Germany has a long history of body decoration. In 1988, a carved figure was found in a cave at Hohlenstein-Stadel, in Germany and was carbon-dated to 32,000 years old. The body had thin lines running across the upper arm.
Frederich Barbarossa - Red Beard, Roman King and emperor of Germany from 1152 to 1190, had cross designs on the back of his hands. Dominican priest and German mystic Heinrich Suso (1295-1366) tattooed the name of Christ over his heart
Kaiser Wilhelm, who was emperor in 1908, was rumored to have an eagle tattooed on his chest. German ports on the North and Baltic Seas added a naval component to German tattoo history.
During the Holocaust, concentration camp prisoners received tattoos at the Auschwitz concentration camp complex. The camp authorities assigned more than 400,000 prisoner serial numbers (not counting approximately 3,000 numbers given to police prisoners interned at Auschwitz due to overcrowding in jails who were not included in the daily count of prisoners).

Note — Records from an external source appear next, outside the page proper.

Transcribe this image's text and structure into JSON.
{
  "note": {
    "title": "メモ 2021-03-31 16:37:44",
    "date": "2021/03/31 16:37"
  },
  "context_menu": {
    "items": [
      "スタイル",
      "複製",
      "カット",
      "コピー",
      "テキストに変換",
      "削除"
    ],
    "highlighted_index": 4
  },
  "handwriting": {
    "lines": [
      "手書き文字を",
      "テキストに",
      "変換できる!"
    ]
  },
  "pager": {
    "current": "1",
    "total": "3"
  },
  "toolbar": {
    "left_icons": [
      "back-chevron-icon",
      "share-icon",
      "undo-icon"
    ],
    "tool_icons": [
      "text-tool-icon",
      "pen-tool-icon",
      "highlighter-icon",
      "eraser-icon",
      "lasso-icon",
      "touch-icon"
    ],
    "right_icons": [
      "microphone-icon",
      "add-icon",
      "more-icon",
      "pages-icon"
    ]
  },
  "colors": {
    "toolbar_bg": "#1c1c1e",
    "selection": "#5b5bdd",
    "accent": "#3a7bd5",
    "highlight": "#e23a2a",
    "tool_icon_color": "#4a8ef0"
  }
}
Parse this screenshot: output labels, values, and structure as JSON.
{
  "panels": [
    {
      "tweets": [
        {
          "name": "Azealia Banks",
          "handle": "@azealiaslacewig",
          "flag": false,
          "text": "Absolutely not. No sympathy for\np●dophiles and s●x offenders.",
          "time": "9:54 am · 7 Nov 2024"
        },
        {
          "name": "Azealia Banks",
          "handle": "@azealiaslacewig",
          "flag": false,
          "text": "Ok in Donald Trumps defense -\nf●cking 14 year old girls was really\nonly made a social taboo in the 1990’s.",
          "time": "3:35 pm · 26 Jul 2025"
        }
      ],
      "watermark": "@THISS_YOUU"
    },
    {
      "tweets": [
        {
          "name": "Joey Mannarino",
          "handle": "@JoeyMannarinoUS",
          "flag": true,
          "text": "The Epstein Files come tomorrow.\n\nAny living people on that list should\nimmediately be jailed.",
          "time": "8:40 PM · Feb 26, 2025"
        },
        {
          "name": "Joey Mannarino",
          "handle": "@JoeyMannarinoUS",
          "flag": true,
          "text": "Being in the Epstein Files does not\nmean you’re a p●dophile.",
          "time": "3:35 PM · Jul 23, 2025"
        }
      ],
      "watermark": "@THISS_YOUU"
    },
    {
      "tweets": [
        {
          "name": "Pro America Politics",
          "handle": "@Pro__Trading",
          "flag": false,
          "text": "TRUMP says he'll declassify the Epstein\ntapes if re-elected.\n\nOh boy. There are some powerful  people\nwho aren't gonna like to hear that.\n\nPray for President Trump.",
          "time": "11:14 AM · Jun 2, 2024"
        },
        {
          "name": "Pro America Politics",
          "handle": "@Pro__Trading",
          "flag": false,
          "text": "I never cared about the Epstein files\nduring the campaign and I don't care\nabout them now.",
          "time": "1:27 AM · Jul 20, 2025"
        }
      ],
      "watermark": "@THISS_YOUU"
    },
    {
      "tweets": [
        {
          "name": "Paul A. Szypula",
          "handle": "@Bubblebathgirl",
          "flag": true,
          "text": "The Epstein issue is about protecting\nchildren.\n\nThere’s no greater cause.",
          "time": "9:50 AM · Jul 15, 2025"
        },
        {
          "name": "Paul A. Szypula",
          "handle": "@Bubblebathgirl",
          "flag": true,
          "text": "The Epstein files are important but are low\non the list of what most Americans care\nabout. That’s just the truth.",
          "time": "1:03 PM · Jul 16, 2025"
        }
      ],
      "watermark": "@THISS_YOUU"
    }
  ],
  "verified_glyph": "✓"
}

Waffen SS blood group tatoo:
When the war ended, the Allies were keen to catch all W-SS members on account of the high volume of war crimes commited by some units. The blood group tattoo helped greatly in identifying former members, leading to the prosecution of guilty men, and in some cases the execution of W-SS men, regardless of what they had or had not done during the war. Many W-SS men tried to remove the tattoo, some by burning it off with a lit cigarette, but the scar left behind was almost as incriminating, leading some to make a similar scar on the opposite side of the their arm, and claiming the scars were from a bullet which had passed through their arm. In these cases, the Allies would X-ray the arm to see if any bone damage had occurred, as would have if a bullet had passed through the arm at those points.